To purchase a ticket, send a check to the Ocean City Optimist Club, P.O. Box 26, Ocean City, Md. 21842; tickets will also be available at the show and at Donald's Duck Shoppe in the Gold Coast Mall, 115th Street, Ocean City. The drawing is on Feb. 20.

While an improving economy should lure more paying customers to the show, that's not the only draw at this year's event.

One lucky attendee will go home with a $10,000 pontoon boat courtesy of Mr. McCurdy of North Bay Marina. This is the ninth year the dealer has contributed a boat as a door prize.

"Scott is the driving force that makes the show work," Mr. Dorman says. "A lot of people come to the show just for a chance to win that boat. We hope to see 15,000 attendees this year."

Show hours are 2 p.m. to 9 p.m. Friday, Feb. 18; 10 a.m. to 8 p.m. Saturday, Feb. 19; and 11 a.m. to 5 p.m. Sunday, Feb. 20. Admission at the door is $5 for adults and $1 for children 12-18; children under 12 with an adult are free.

Some boat dealers, who will have exhibits, are offering customers free advance tickets to the show. Call the Seaside Boat Show at (410) 641-5522 for more information.

Visitors will find between 250 and 300 watercraft within the Convention Center, including pontoon boats, runabouts, fishing boats, ski boats, jet skis, canoes, sailboards . . . even rubber rafts.

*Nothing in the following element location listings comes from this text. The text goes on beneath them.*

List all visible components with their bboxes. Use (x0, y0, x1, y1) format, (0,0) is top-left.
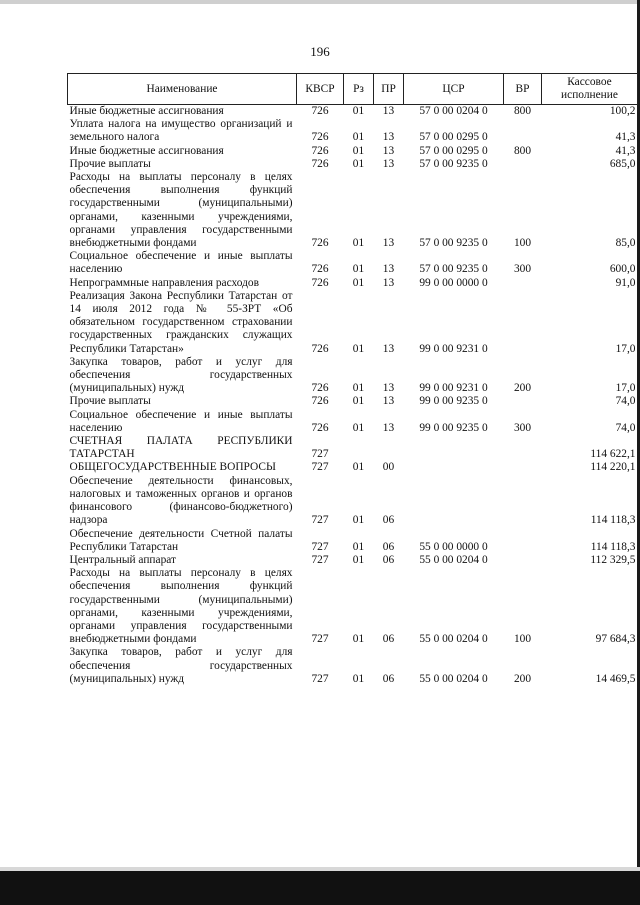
cell-pr: 00 (382, 461, 395, 474)
scan-edge-top (0, 0, 640, 4)
cell-pr: 06 (382, 514, 395, 527)
cell-kvsr: 726 (311, 276, 329, 289)
cell-amount: 17,0 (615, 342, 636, 355)
cell-kvsr: 726 (311, 144, 329, 157)
cell-pr: 13 (382, 342, 395, 355)
cell-name: Расходы на выплаты персоналу в целях обеспечения выполнения функций государственными (муниципальными) органами, казенными учреждениями, органами управления государственными внебюджетными фондами (69, 567, 293, 646)
cell-amount: 97 684,3 (595, 633, 636, 646)
cell-pr: 13 (382, 263, 395, 276)
cell-kvsr: 726 (311, 157, 329, 170)
table-row (68, 435, 638, 461)
cell-kvsr: 726 (311, 395, 329, 408)
cell-rz: 01 (352, 342, 365, 355)
cell-rz: 01 (352, 131, 365, 144)
cell-kvsr: 727 (311, 540, 329, 553)
cell-rz: 01 (352, 263, 365, 276)
cell-amount: 17,0 (615, 382, 636, 395)
page-number: 196 (310, 44, 330, 59)
cell-kvsr: 726 (311, 237, 329, 250)
cell-rz: 01 (352, 461, 365, 474)
cell-rz: 01 (352, 382, 365, 395)
cell-csr: 55 0 00 0000 0 (419, 540, 488, 553)
cell-csr: 99 0 00 0000 0 (419, 276, 488, 289)
cell-csr: 57 0 00 9235 0 (419, 237, 488, 250)
cell-csr (404, 435, 504, 461)
cell-pr: 13 (382, 144, 395, 157)
cell-rz: 01 (352, 421, 365, 434)
cell-kvsr: 726 (311, 105, 329, 117)
cell-pr: 13 (382, 382, 395, 395)
table-row (68, 277, 638, 290)
cell-rz: 01 (352, 395, 365, 408)
cell-rz: 01 (352, 276, 365, 289)
cell-vr (504, 554, 542, 567)
table-row (68, 250, 638, 276)
cell-vr: 200 (513, 382, 532, 395)
cell-kvsr: 727 (311, 672, 329, 685)
cell-pr: 13 (382, 105, 395, 117)
cell-vr (504, 290, 542, 356)
cell-vr (504, 395, 542, 408)
header-pr: ПР (374, 74, 404, 105)
cell-kvsr: 727 (311, 633, 329, 646)
cell-name: Центральный аппарат (69, 553, 177, 566)
header-kvsr: КВСР (297, 74, 344, 105)
table-row (68, 461, 638, 474)
cell-name: ОБЩЕГОСУДАРСТВЕННЫЕ ВОПРОСЫ (69, 461, 276, 474)
cell-kvsr: 726 (311, 421, 329, 434)
table-row (68, 105, 638, 119)
cell-name: Расходы на выплаты персоналу в целях обеспечения выполнения функций государственными (муниципальными) органами, казенными учреждениями, органами управления государственными внебюджетными фондами (69, 171, 293, 250)
cell-csr: 55 0 00 0204 0 (419, 672, 488, 685)
cell-name: Прочие выплаты (69, 157, 151, 170)
cell-amount: 74,0 (615, 395, 636, 408)
table-row (68, 145, 638, 158)
cell-pr: 06 (382, 672, 395, 685)
cell-csr: 55 0 00 0204 0 (419, 633, 488, 646)
cell-amount: 114 118,3 (590, 540, 636, 553)
cell-csr: 57 0 00 0295 0 (419, 131, 488, 144)
cell-name: Реализация Закона Республики Татарстан от 14 июля 2012 года № 55-ЗРТ «Об обязательном государственном страховании государственных гражданских служащих Республики Татарстан» (69, 289, 293, 355)
table-row (68, 118, 638, 144)
cell-csr: 99 0 00 9231 0 (419, 382, 488, 395)
header-name: Наименование (68, 74, 297, 105)
table-row (68, 395, 638, 408)
cell-vr: 300 (513, 421, 532, 434)
cell-pr: 06 (382, 633, 395, 646)
cell-name: Социальное обеспечение и иные выплаты населению (69, 250, 293, 276)
cell-kvsr: 726 (311, 382, 329, 395)
cell-rz: 01 (352, 144, 365, 157)
cell-name: Непрограммные направления расходов (69, 276, 260, 289)
table-row (68, 158, 638, 171)
cell-vr (504, 475, 542, 528)
cell-kvsr: 727 (311, 514, 329, 527)
cell-amount: 41,3 (615, 144, 636, 157)
table-row (68, 171, 638, 250)
scan-edge-bottom (0, 871, 640, 905)
cell-vr (504, 277, 542, 290)
cell-amount: 41,3 (615, 131, 636, 144)
cell-name: СЧЕТНАЯ ПАЛАТА РЕСПУБЛИКИ ТАТАРСТАН (69, 435, 293, 461)
cell-amount: 114 118,3 (590, 514, 636, 527)
cell-csr: 57 0 00 0295 0 (419, 144, 488, 157)
cell-pr: 13 (382, 157, 395, 170)
table-row (68, 290, 638, 356)
cell-name: Социальное обеспечение и иные выплаты населению (69, 408, 293, 434)
table-row (68, 356, 638, 396)
cell-vr: 300 (513, 263, 532, 276)
cell-name: Закупка товаров, работ и услуг для обеспечения государственных (муниципальных) нужд (69, 646, 293, 685)
cell-name: Уплата налога на имущество организаций и земельного налога (69, 118, 293, 144)
cell-vr: 200 (513, 672, 532, 685)
cell-amount: 685,0 (609, 157, 636, 170)
cell-csr: 99 0 00 9235 0 (419, 395, 488, 408)
cell-rz: 01 (352, 514, 365, 527)
cell-rz: 01 (352, 672, 365, 685)
cell-vr (504, 461, 542, 474)
cell-kvsr: 726 (311, 263, 329, 276)
table-row (68, 646, 638, 686)
cell-name: Обеспечение деятельности финансовых, налоговых и таможенных органов и органов финансового (финансово-бюджетного) надзора (69, 474, 293, 527)
cell-amount: 74,0 (615, 421, 636, 434)
cell-vr: 100 (513, 237, 532, 250)
cell-pr: 06 (382, 540, 395, 553)
cell-rz: 01 (352, 540, 365, 553)
cell-csr: 99 0 00 9231 0 (419, 342, 488, 355)
cell-vr: 800 (513, 105, 532, 117)
cell-name: Иные бюджетные ассигнования (69, 144, 224, 157)
table-header-row (68, 74, 638, 105)
cell-pr: 13 (382, 421, 395, 434)
cell-kvsr: 727 (311, 553, 329, 566)
cell-rz: 01 (352, 105, 365, 117)
table-row (68, 528, 638, 554)
cell-kvsr: 726 (311, 342, 329, 355)
cell-rz: 01 (352, 237, 365, 250)
table-row (68, 567, 638, 646)
cell-rz: 01 (352, 157, 365, 170)
cell-vr: 800 (513, 144, 532, 157)
cell-rz (344, 435, 374, 461)
table-row (68, 409, 638, 435)
header-csr: ЦСР (404, 74, 504, 105)
cell-csr: 57 0 00 9235 0 (419, 157, 488, 170)
cell-pr: 13 (382, 276, 395, 289)
cell-amount: 114 622,1 (590, 448, 636, 461)
cell-amount: 85,0 (615, 237, 636, 250)
header-vr: ВР (504, 74, 542, 105)
cell-vr: 100 (513, 633, 532, 646)
cell-vr (504, 528, 542, 554)
cell-pr: 13 (382, 395, 395, 408)
cell-csr: 55 0 00 0204 0 (419, 553, 488, 566)
table-row (68, 554, 638, 567)
cell-kvsr: 727 (311, 461, 329, 474)
cell-vr (504, 118, 542, 144)
cell-rz: 01 (352, 553, 365, 566)
cell-csr: 57 0 00 0204 0 (419, 105, 488, 117)
cell-amount: 100,2 (609, 105, 636, 117)
cell-amount: 114 220,1 (590, 461, 636, 474)
cell-csr (404, 475, 504, 528)
cell-name: Обеспечение деятельности Счетной палаты Республики Татарстан (69, 527, 293, 553)
budget-table (67, 73, 638, 686)
table-row (68, 475, 638, 528)
cell-name: Прочие выплаты (69, 395, 151, 408)
cell-pr: 13 (382, 131, 395, 144)
cell-amount: 600,0 (609, 263, 636, 276)
cell-amount: 112 329,5 (590, 553, 636, 566)
cell-kvsr: 727 (311, 448, 329, 461)
cell-csr (404, 461, 504, 474)
cell-csr: 99 0 00 9235 0 (419, 421, 488, 434)
header-amount: Кассовое исполнение (542, 74, 638, 105)
cell-amount: 14 469,5 (595, 672, 636, 685)
header-rz: Рз (344, 74, 374, 105)
cell-csr: 57 0 00 9235 0 (419, 263, 488, 276)
cell-vr (504, 435, 542, 461)
cell-name: Закупка товаров, работ и услуг для обеспечения государственных (муниципальных) нужд (69, 355, 293, 395)
cell-pr: 06 (382, 553, 395, 566)
cell-amount: 91,0 (615, 276, 636, 289)
cell-vr (504, 158, 542, 171)
cell-pr (374, 435, 404, 461)
cell-pr: 13 (382, 237, 395, 250)
cell-kvsr: 726 (311, 131, 329, 144)
cell-rz: 01 (352, 633, 365, 646)
cell-name: Иные бюджетные ассигнования (69, 105, 224, 117)
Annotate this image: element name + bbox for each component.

Marine accessories on display will include fishing electronics, custom fishing rods, boat lifts and custom boat covers.

"It's a wide variety of displays," Mr. Dorman points out. "This year we've added fishing tackle dealers and crafts. You can even get financing for a new boat right on the spot!"

But the main attraction will be the watercraft displayed by almost 30 boat dealers from Marland and Delaware.

"People can spend anywhere from $1,000 to $30,000 for a new boat," Mr. Dorman says.

Dealers say that customers are showing more willingness to spend money on recreation, Mr. Dorman reports. One reason may be the repeal of a luxury tax on large boats. Boating industry leaders had blamed the 10 percent tax on boats priced above $100,000 for costing billions of dollars in lost sales and tens of thousands of jobs between 1990 and 1993, when it was in effect.

"The luxury boat tax was a psychological barrier to the industry," Mr. McCurdy explains. "Even though it only applied to boats that cost more than $100,000, its repeal was a positive step."

Any advice for folks in the market for a new boat?

"The most important thing to remember is that the boat you buy must be suitable for where you plan to use it," Mr. McCurdy says. "A boat used on the Chesapeake Bay will be different than a boat used on Assawoman Bay in Ocean City. They're two different worlds."

The Ocean City Seaside Boat Show will offer visitors a wide range of boats best suited for nearby waters, Mr. McCurdy says. "The product mix is different from most boat shows," the dealer adds. "This show pinpoints the shallow saltwater market."